Applying deduplication to storage systems is a technique used to reduce the space required to maintain a desired backup retention. Deduplicating storage systems are often optimized for sequential write operations and can offer high ingest rates, however, there can be a trade off in the form of higher latency when random read operations are required, as they are with the list of features above.

Solution

When using Veeam with a deduplicating storage system, a best practice can be to have a non-duplicating storage system as the primary backup target for the most recent restore points and then use backup copy jobs to store long-term retention on a dedupe storage system.

It is important to note that while this is Veeam’s general recommendation, there is a wide array of different hardware deduplication options, some of which have Veeam-specific features enabled or are built with solid-state drives to improve random read performance. Because of this, Veeam encourages an in-depth recovery time and recovery point requirements discussion with a value-added reseller or the hardware manufacturer to determine how best to leverage deduplicating storage.
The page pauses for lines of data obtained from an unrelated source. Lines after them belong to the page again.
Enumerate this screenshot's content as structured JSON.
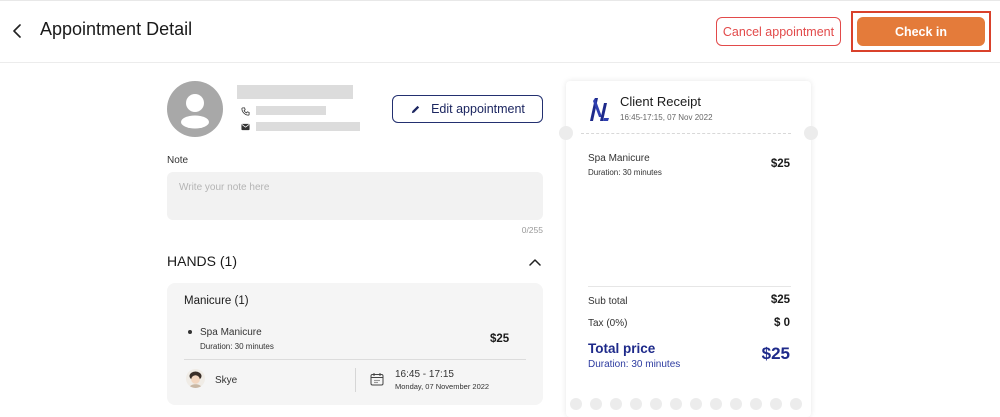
{
  "header": {
    "title": "Appointment Detail",
    "cancel_label": "Cancel appointment",
    "checkin_label": "Check in"
  },
  "client": {
    "edit_label": "Edit appointment"
  },
  "note": {
    "label": "Note",
    "placeholder": "Write your note here",
    "value": "",
    "counter": "0/255"
  },
  "section": {
    "title": "HANDS (1)",
    "category": "Manicure (1)",
    "service": {
      "name": "Spa Manicure",
      "duration": "Duration: 30 minutes",
      "price": "$25",
      "staff": "Skye",
      "time": "16:45 - 17:15",
      "date": "Monday, 07 November 2022"
    }
  },
  "receipt": {
    "title": "Client Receipt",
    "subtitle": "16:45-17:15, 07 Nov 2022",
    "item_name": "Spa Manicure",
    "item_duration": "Duration: 30 minutes",
    "item_price": "$25",
    "subtotal_label": "Sub total",
    "subtotal_value": "$25",
    "tax_label": "Tax (0%)",
    "tax_value": "$ 0",
    "total_label": "Total price",
    "total_duration": "Duration: 30 minutes",
    "total_value": "$25"
  },
  "colors": {
    "accent": "#e47b3a",
    "danger": "#e24a4a",
    "navy": "#1e2a8a"
  },
  "icons": [
    "back-arrow-icon",
    "user-avatar-icon",
    "phone-icon",
    "mail-icon",
    "pen-icon",
    "chevron-up-icon",
    "calendar-icon",
    "brand-logo-icon"
  ]
}
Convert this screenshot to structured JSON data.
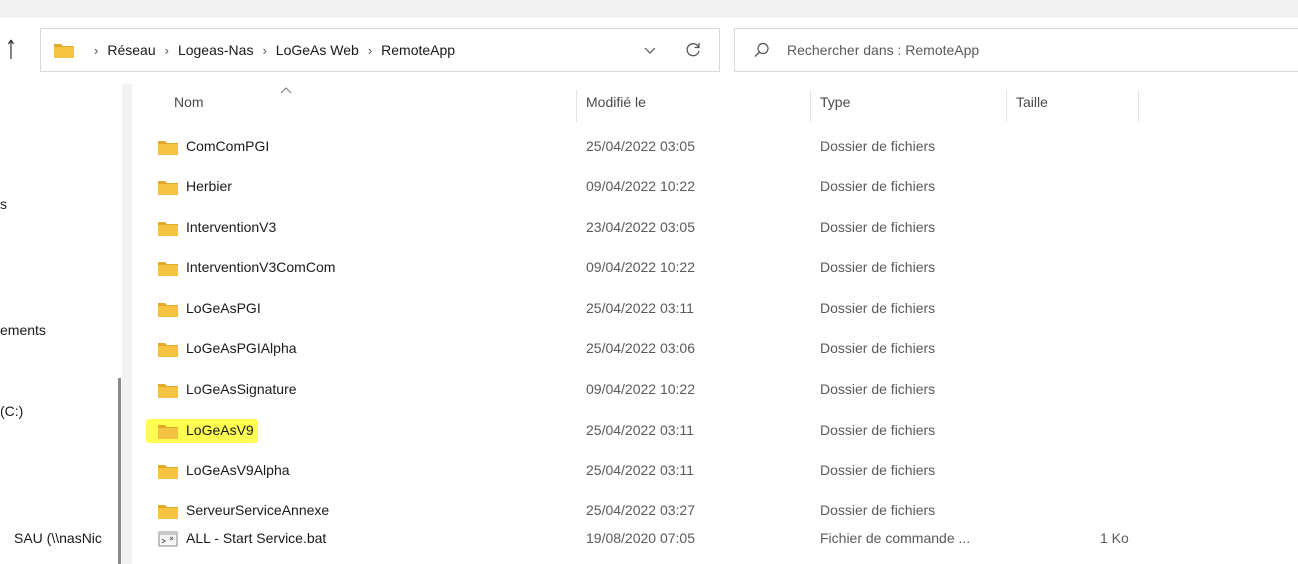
{
  "address_bar": {
    "crumbs": [
      "Réseau",
      "Logeas-Nas",
      "LoGeAs Web",
      "RemoteApp"
    ]
  },
  "search": {
    "placeholder": "Rechercher dans : RemoteApp"
  },
  "nav_pane": {
    "items": [
      "s",
      "ements",
      "(C:)",
      "SAU (\\\\nasNic"
    ]
  },
  "columns": {
    "name": "Nom",
    "modified": "Modifié le",
    "type": "Type",
    "size": "Taille"
  },
  "files": [
    {
      "name": "ComComPGI",
      "modified": "25/04/2022 03:05",
      "type": "Dossier de fichiers",
      "size": "",
      "kind": "folder"
    },
    {
      "name": "Herbier",
      "modified": "09/04/2022 10:22",
      "type": "Dossier de fichiers",
      "size": "",
      "kind": "folder"
    },
    {
      "name": "InterventionV3",
      "modified": "23/04/2022 03:05",
      "type": "Dossier de fichiers",
      "size": "",
      "kind": "folder"
    },
    {
      "name": "InterventionV3ComCom",
      "modified": "09/04/2022 10:22",
      "type": "Dossier de fichiers",
      "size": "",
      "kind": "folder"
    },
    {
      "name": "LoGeAsPGI",
      "modified": "25/04/2022 03:11",
      "type": "Dossier de fichiers",
      "size": "",
      "kind": "folder"
    },
    {
      "name": "LoGeAsPGIAlpha",
      "modified": "25/04/2022 03:06",
      "type": "Dossier de fichiers",
      "size": "",
      "kind": "folder"
    },
    {
      "name": "LoGeAsSignature",
      "modified": "09/04/2022 10:22",
      "type": "Dossier de fichiers",
      "size": "",
      "kind": "folder"
    },
    {
      "name": "LoGeAsV9",
      "modified": "25/04/2022 03:11",
      "type": "Dossier de fichiers",
      "size": "",
      "kind": "folder",
      "highlighted": true
    },
    {
      "name": "LoGeAsV9Alpha",
      "modified": "25/04/2022 03:11",
      "type": "Dossier de fichiers",
      "size": "",
      "kind": "folder"
    },
    {
      "name": "ServeurServiceAnnexe",
      "modified": "25/04/2022 03:27",
      "type": "Dossier de fichiers",
      "size": "",
      "kind": "folder"
    },
    {
      "name": "ALL - Start Service.bat",
      "modified": "19/08/2020 07:05",
      "type": "Fichier de commande ...",
      "size": "1 Ko",
      "kind": "bat"
    }
  ],
  "colors": {
    "folder": "#f5c342",
    "folder_dark": "#e2a92a",
    "highlight": "#ffff33"
  }
}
Veeam has worked with strategic alliance partners to list these use cases and offers several architecture options to meet the needs of any scenario.

For more information about Deduplication Appliance Best Practices, visit KB1745.

NOTE: Veeam supports the general use of all storage, including deduplication appliances. For a list of devices known to be compatible through testing, please see the Veeam Ready Program.